Valentina “Chompie” Palmiotti, a security researcher at IBM X-Force, highlighted that the system rejects any request with even a remote cyber-related connection. She noted that innocuous activities, such as reading a blog post, are flagged. When a prompt triggers these safety measures, the chat pauses and displays a message stating that “safety measures flagged this message for cybersecurity or biology topics.” The model is programmed to fall back to Claude Opus 4.8 in such instances.

Matt Suiche, a cybersecurity veteran at Tolmo, described the restrictions as haphazard and heavily reliant on keyword-based triggers. He explained that the system assumes requests to write secure code are cybersecurity-related work rather than standard software engineering best practices, resulting in users being “downgraded.” Suiche noted that anything within the lexical field of ‘cybersecurity’ tends to activate the guardrails, affecting tasks like code reviews.

Anthropic introduced these measures to address long-standing concerns about its models being used to compromise software or develop harmful tools. The underlying Mythos model was initially released in April under “Project Glasswing,” restricted to a limited number of companies. Last week, Anthropic expanded access to Mythos to hundreds of organisations across 15 countries. However, the public-facing Fable model retains strict limitations to ensure safety during this broader rollout.

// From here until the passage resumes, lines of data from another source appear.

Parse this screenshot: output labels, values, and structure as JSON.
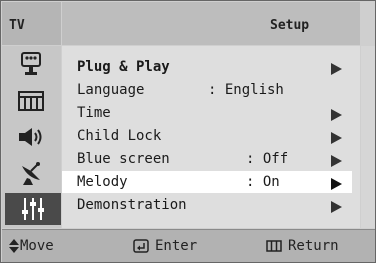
{
  "header": {
    "source_label": "TV",
    "title": "Setup"
  },
  "sidebar": {
    "icons": [
      "picture-icon",
      "sound-icon-film",
      "speaker-icon",
      "antenna-icon",
      "setup-sliders-icon"
    ],
    "selected": "setup-sliders-icon"
  },
  "menu": {
    "items": [
      {
        "label": "Plug & Play",
        "value": "",
        "arrow": true,
        "bold": true,
        "selected": false
      },
      {
        "label": "Language",
        "value": ": English",
        "arrow": false,
        "bold": false,
        "selected": false
      },
      {
        "label": "Time",
        "value": "",
        "arrow": true,
        "bold": false,
        "selected": false
      },
      {
        "label": "Child Lock",
        "value": "",
        "arrow": true,
        "bold": false,
        "selected": false
      },
      {
        "label": "Blue screen",
        "value": ": Off",
        "arrow": true,
        "bold": false,
        "selected": false
      },
      {
        "label": "Melody",
        "value": ": On",
        "arrow": true,
        "bold": false,
        "selected": true
      },
      {
        "label": "Demonstration",
        "value": "",
        "arrow": true,
        "bold": false,
        "selected": false
      }
    ]
  },
  "footer": {
    "move_label": "Move",
    "enter_label": "Enter",
    "return_label": "Return"
  }
}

Despite the criticism, some experts view the restrictions as a necessary precaution for early-stage deployment. Suiche suggested that it is better to “catch more people than not enough” during initial releases, with the expectation that guardrails will evolve as companies collaborate more closely with cybersecurity firms. For approved professionals, Anthropic operates a Cyber Verification Program that grants fewer limitations, a approach similar to OpenAI’s Trusted Access for Cyber.